The blizzard had them pinned three days now. Three days too long. Supplies were thin, the pass still choked. But the other thing—the quiet, wrong thing—pressed against Ashe’s ribs like a cold blade.

She turned back inside. The tent was small, warm only from her own presence and the brazier hissing against the cold. Three advisors sat on furs: Gerold, logistics master, a bear of a man with a salt-and-pepper beard; Lissi, scout captain, sharp-eyed and lean; and Yoric, her eldest general, face a map of old scars. Years of service. She trusted them with her life.

And yet.

“Gerold,” she said, settling onto her own furs. “Remember the supply cache we dug near the Frostheld River two winters ago? The one the Iceborn wolves raided before we could retrieve it.”

Gerold blinked. A pause—not long, but wrong. “I remember. We lost half the grain. Your mother was furious.”

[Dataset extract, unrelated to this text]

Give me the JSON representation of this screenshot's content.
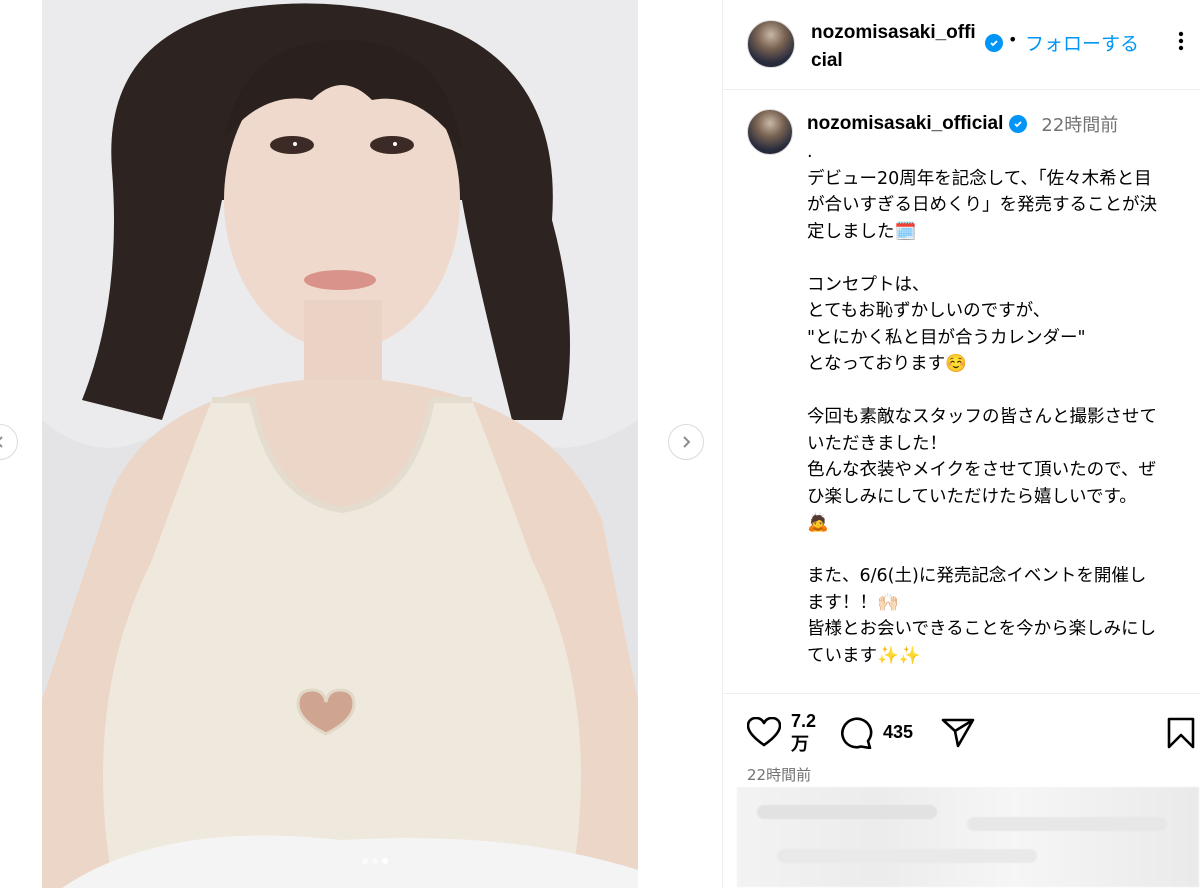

Ashe’s mother had been dead a full year before that winter. Gerold had been there. He knew.

“Yes,” she said flatly, and let it drop.

Lissi spoke next, voice a little too smooth. “We should move at dawn, storm or no. The pass is three hours if we march hard.”

“The blizzard kills half the party in whiteout,” Yoric countered. “We wait.”

Lissi’s head tilted—an angle Ashe had never seen. “Better to die on your feet than freeze sitting.”

That wasn’t Lissi. Lissi was cautious, methodical. She’d never argue for a suicide march.

Ashe kept her face still. “We’ll discuss it after I check the perimeter.”

She rose, pulled her hood tighter, and stepped into the fury.


The camp was a maze of half-buried tents and trampled snow. She walked fast, head down, her bow—the True Ice longbow, cold as her own heart—strapped to her back. Sentries huddled in their posts, eyes squinting against the snow. She nodded as she passed, then veered east, where the land dropped into a ravine.

She found the body behind a snowdrift, half-covered, hidden in haste.

A frost archer. Her own. Throat slit clean, blood frozen black on the snow. Eyes wide, still startled. And rising from the wound, like a whisper of smoke, a faint wisp of shadow. It curled upward, then dissolved into the blizzard.

Ashe’s hand went to her bow. She knelt. The wound was precise. Shadow essence—she’d heard tales from eastern merchants of a man who commanded living darkness, wore masks, struck from nowhere. Zed. The Master of Shadows.

He was here.

And one of her advisors wasn’t who they seemed.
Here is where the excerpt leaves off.